There are over 8,000 rare diseases affecting an estimated 350 million people worldwide, yet only around 200 of these conditions have an effective treatment. Due to the high cost of developing new drugs, rare diseases have historically been less attractive to pharmaceutical companies interested in larger patient populations. Healx’s approach of repurposing existing drugs for rare diseases can significantly reduce the time and cost of drug development for these patients.
Healx’s technology platform integrates different data types, from biological ‘Omic’ data to millions of published scientific papers. This data is then analysed with natural language processing, data analytics and machine learning algorithms to find new links between existing drugs and diseases that might otherwise remain unknown.

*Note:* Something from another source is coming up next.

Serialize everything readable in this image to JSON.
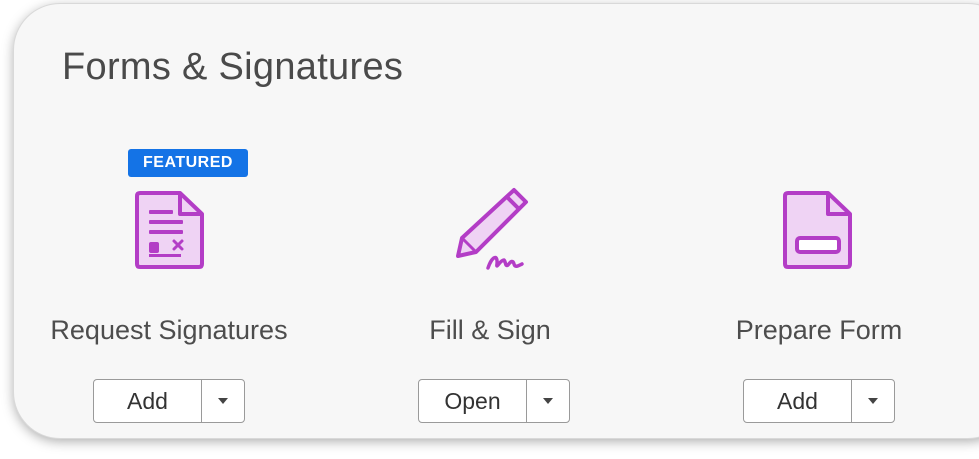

Tim Guilliams, CEO of Healx, explains: “There’s a wealth of data being generated for drugs and diseases. The number of scientific papers published each year continues to rise, at an average rate of two new papers per minute, with tens of millions already available. Furthermore, new technologies allow us to gather more quantitative biological data, such as transcriptomic, proteomic and metabolomic data, at an ever-decreasing cost. Before you even begin to analyse the data, it’s often difficult to work out where to best look for data and how to filter the available datasets.
“Our technology platform allows us to systematically identify the relevant datasets, and perform analysis across many different data types at scale. For instance, we can compare the gene expression profile of a disease against our database of drug profiles and druggable targets, allowing us to rapidly assess whether each drug might be an effective treatment for that particular disease.”

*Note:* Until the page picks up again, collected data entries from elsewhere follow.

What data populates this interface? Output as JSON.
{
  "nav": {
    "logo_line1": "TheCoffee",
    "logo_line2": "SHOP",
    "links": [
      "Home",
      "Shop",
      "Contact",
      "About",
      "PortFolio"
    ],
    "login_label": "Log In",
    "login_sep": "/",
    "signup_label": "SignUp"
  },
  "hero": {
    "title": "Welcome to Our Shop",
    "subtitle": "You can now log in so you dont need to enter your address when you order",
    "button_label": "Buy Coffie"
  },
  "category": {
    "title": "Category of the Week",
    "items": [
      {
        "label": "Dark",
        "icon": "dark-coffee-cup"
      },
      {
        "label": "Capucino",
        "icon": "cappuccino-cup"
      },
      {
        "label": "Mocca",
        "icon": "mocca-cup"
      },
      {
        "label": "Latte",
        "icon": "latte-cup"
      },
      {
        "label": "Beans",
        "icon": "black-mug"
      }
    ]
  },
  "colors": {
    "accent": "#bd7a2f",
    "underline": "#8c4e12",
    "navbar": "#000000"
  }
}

Working with patient groups for rare diseases, such as fragile X syndrome, CDKL5 deficiency disorder and the paediatric cancer medulloblastoma, Healx has already identified several novel drug-disease relationships and potential therapeutic candidates. The pre-clinical work and validation is currently being performed by leading academic groups and research laboratories in the respective diseases around the globe.

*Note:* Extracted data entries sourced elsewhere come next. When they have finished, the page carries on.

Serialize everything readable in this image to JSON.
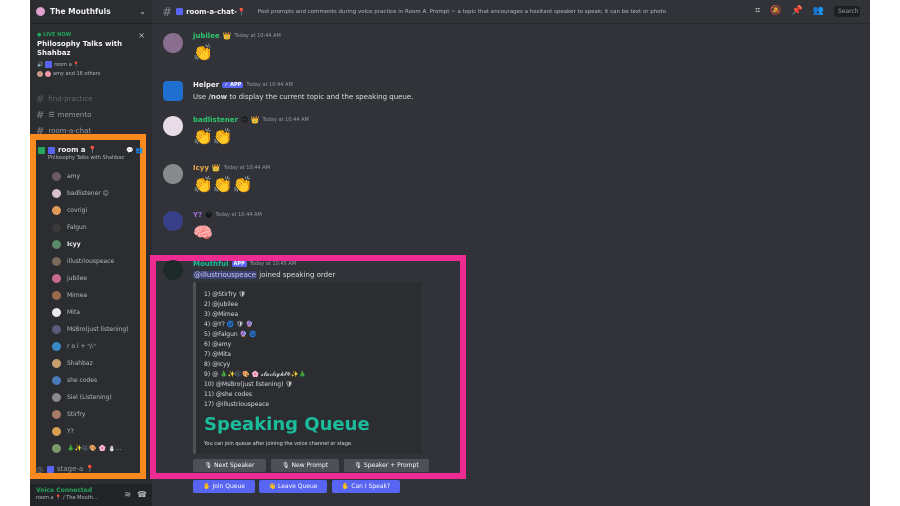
{
  "server": {
    "name": "The Mouthfuls"
  },
  "live": {
    "badge": "LIVE NOW",
    "title": "Philosophy Talks with Shahbaz",
    "channel": "room a 📍",
    "members": "amy and 16 others"
  },
  "channels": {
    "partial": "find-practice",
    "memento": "memento",
    "partial2": "room-a-chat"
  },
  "voice_channel": {
    "name": "room a 📍",
    "subtitle": "Philosophy Talks with Shahbaz",
    "members": [
      "amy",
      "badlistener 😊",
      "covrigi",
      "Falgun",
      "Icyy",
      "illustriouspeace",
      "jubilee",
      "Mimea",
      "Mita",
      "MsBro(just listening)",
      "r o i + ⁿ/ᵣ⁺",
      "Shahbaz",
      "she codes",
      "Siel (Listening)",
      "Stirfry",
      "Y?",
      "🎄✨🎼🎨 🌸 ⛄..."
    ],
    "next": "stage-a 📍"
  },
  "voice_bar": {
    "status": "Voice Connected",
    "location": "room a 📍 / The Mouth..."
  },
  "topbar": {
    "channel": "room-a-chat-📍",
    "topic": "Post prompts and comments during voice practice in Room A. Prompt ~ a topic that encourages a hesitant speaker to speak; it can be text or photo",
    "search": "Search"
  },
  "messages": [
    {
      "author": "jubilee",
      "crown": "👑",
      "time": "Today at 10:44 AM",
      "color": "#2dc770",
      "emoji": "👏"
    },
    {
      "author": "Helper",
      "tag": "✓ APP",
      "time": "Today at 10:44 AM",
      "color": "#f2f3f5",
      "text_before": "Use ",
      "command": "/now",
      "text_after": " to display the current topic and the speaking queue."
    },
    {
      "author": "badlistener",
      "extra": "😊 👑",
      "time": "Today at 10:44 AM",
      "color": "#2dc770",
      "emoji": "👏👏"
    },
    {
      "author": "Icyy",
      "crown": "👑",
      "time": "Today at 10:44 AM",
      "color": "#e8a54b",
      "emoji": "👏👏👏"
    },
    {
      "author": "Y?",
      "extra": "😀",
      "time": "Today at 10:44 AM",
      "color": "#a66bd6",
      "emoji": "🧠"
    }
  ],
  "queue_message": {
    "author": "Mouthful",
    "tag": "APP",
    "time": "Today at 10:45 AM",
    "mention": "@illustriouspeace",
    "action": " joined speaking order",
    "queue": [
      "1) @Stirfry 🛡",
      "2) @jubilee",
      "3) @Mimea",
      "4) @Y? 🌀 🛡 🔮",
      "5) @Falgun 🔮 🌀",
      "6) @amy",
      "7) @Mita",
      "8) @Icyy",
      "9) @ 🎄✨🎼🎨 🌸 𝓼𝓽𝓪𝓻𝓵𝓲𝓰𝓱𝓽❄✨🎄",
      "10) @MsBro(just listening) 🛡",
      "11) @she codes",
      "17) @illustriouspeace"
    ],
    "title": "Speaking Queue",
    "footer": "You can join queue after joining the voice channel or stage.",
    "buttons": [
      "Next Speaker",
      "New Prompt",
      "Speaker + Prompt"
    ],
    "buttons2": [
      "Join Queue",
      "Leave Queue",
      "Can I Speak?"
    ]
  },
  "colors": {
    "orange": "#fb8a1e",
    "pink": "#ee2a93",
    "teal": "#1abc9c",
    "blurple": "#5865f2"
  }
}
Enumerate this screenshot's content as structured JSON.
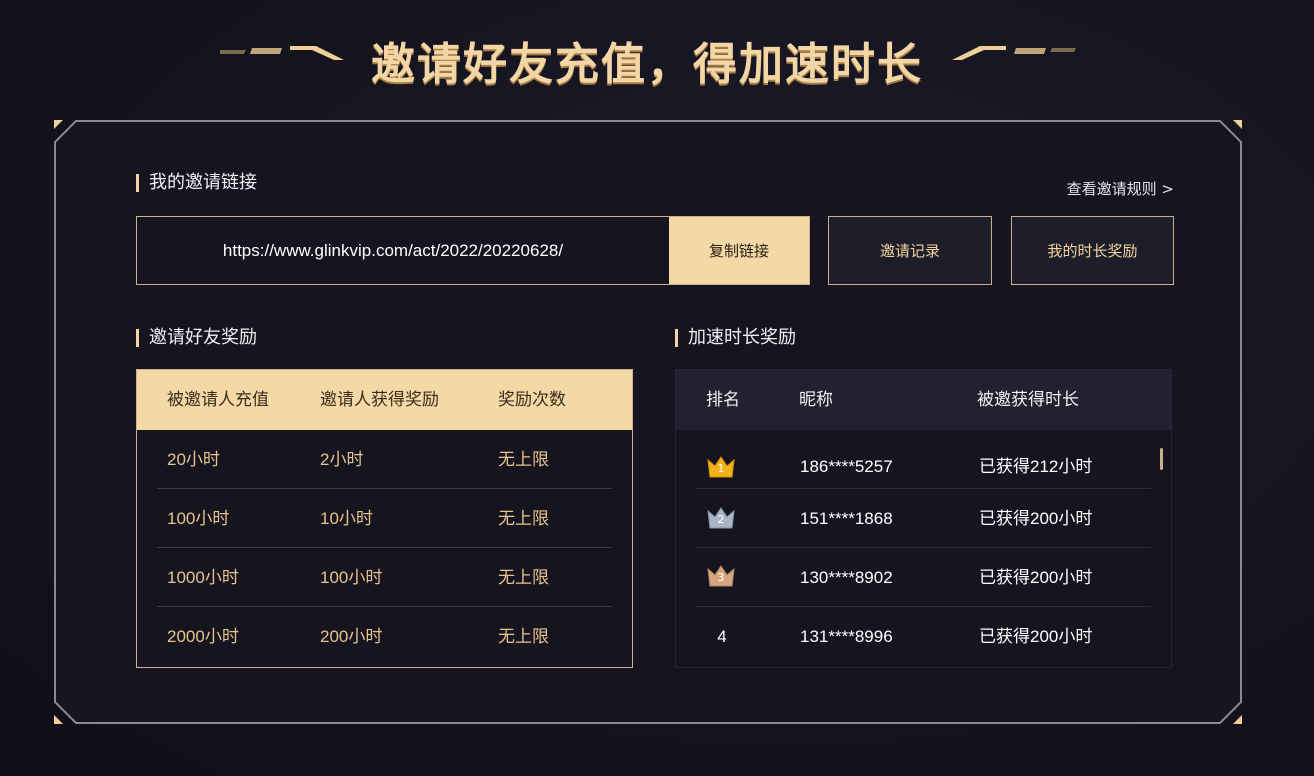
{
  "page": {
    "title": "邀请好友充值，得加速时长"
  },
  "invite_link": {
    "section_title": "我的邀请链接",
    "rules_link": "查看邀请规则 >",
    "url": "https://www.glinkvip.com/act/2022/20220628/",
    "copy_label": "复制链接",
    "records_label": "邀请记录",
    "rewards_label": "我的时长奖励"
  },
  "invite_rewards": {
    "section_title": "邀请好友奖励",
    "headers": [
      "被邀请人充值",
      "邀请人获得奖励",
      "奖励次数"
    ],
    "rows": [
      [
        "20小时",
        "2小时",
        "无上限"
      ],
      [
        "100小时",
        "10小时",
        "无上限"
      ],
      [
        "1000小时",
        "100小时",
        "无上限"
      ],
      [
        "2000小时",
        "200小时",
        "无上限"
      ]
    ]
  },
  "ranking": {
    "section_title": "加速时长奖励",
    "headers": [
      "排名",
      "昵称",
      "被邀获得时长"
    ],
    "rows": [
      {
        "rank": "1",
        "nickname": "186****5257",
        "duration": "已获得212小时",
        "crown": "gold-crown-icon",
        "crown_color": "#f2b21c"
      },
      {
        "rank": "2",
        "nickname": "151****1868",
        "duration": "已获得200小时",
        "crown": "silver-crown-icon",
        "crown_color": "#aab6c6"
      },
      {
        "rank": "3",
        "nickname": "130****8902",
        "duration": "已获得200小时",
        "crown": "bronze-crown-icon",
        "crown_color": "#d6a582"
      },
      {
        "rank": "4",
        "nickname": "131****8996",
        "duration": "已获得200小时"
      }
    ]
  },
  "colors": {
    "accent": "#f4d8a5",
    "gold_text": "#e6c48e",
    "background": "#15141f"
  }
}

In the case of CDKL5 deficiency disorder, an ultra-rare disease with no approved treatment, a drug currently used to treat depression was identified as potentially redressing the imbalance in neurotransmission. Experimental in vitro research by the University of Insubria, Italy, demonstrated this drug counteracts the effects of CDKL5 removal on the neurotransmitter receptors. The drug is now ready to progress through in vivo validation.
The CDKL5 project was undertaken in collaboration with the LouLou Foundation – a charity dedicated to CDKL5 deficiency disorder research – and the University of Insubria, which Healx believes was crucial to its success. Support was also received from the Orphan Disease Centre at the University of Pennsylvania, US.
Guillams added: “We believe that patient advocacy groups should play a central role in the process of finding new treatments. It’s essential to work with key opinion leaders in each disease area, such as leading academics and patient advocates, to determine the unmet clinical need and focus drug development projects on where they’re needed most. This also helps in further validation and clinical trials to accelerate the translation of potential drug candidates into the clinic.”
Healx’s innovative business model bridges the gap between charities, patient groups, academics and biotech companies. The company has been recognised for its social impact, including being ranked 25th in this year’s ‘Disrupt 100’, which celebrates the businesses with the most potential to influence, change or create new global markets.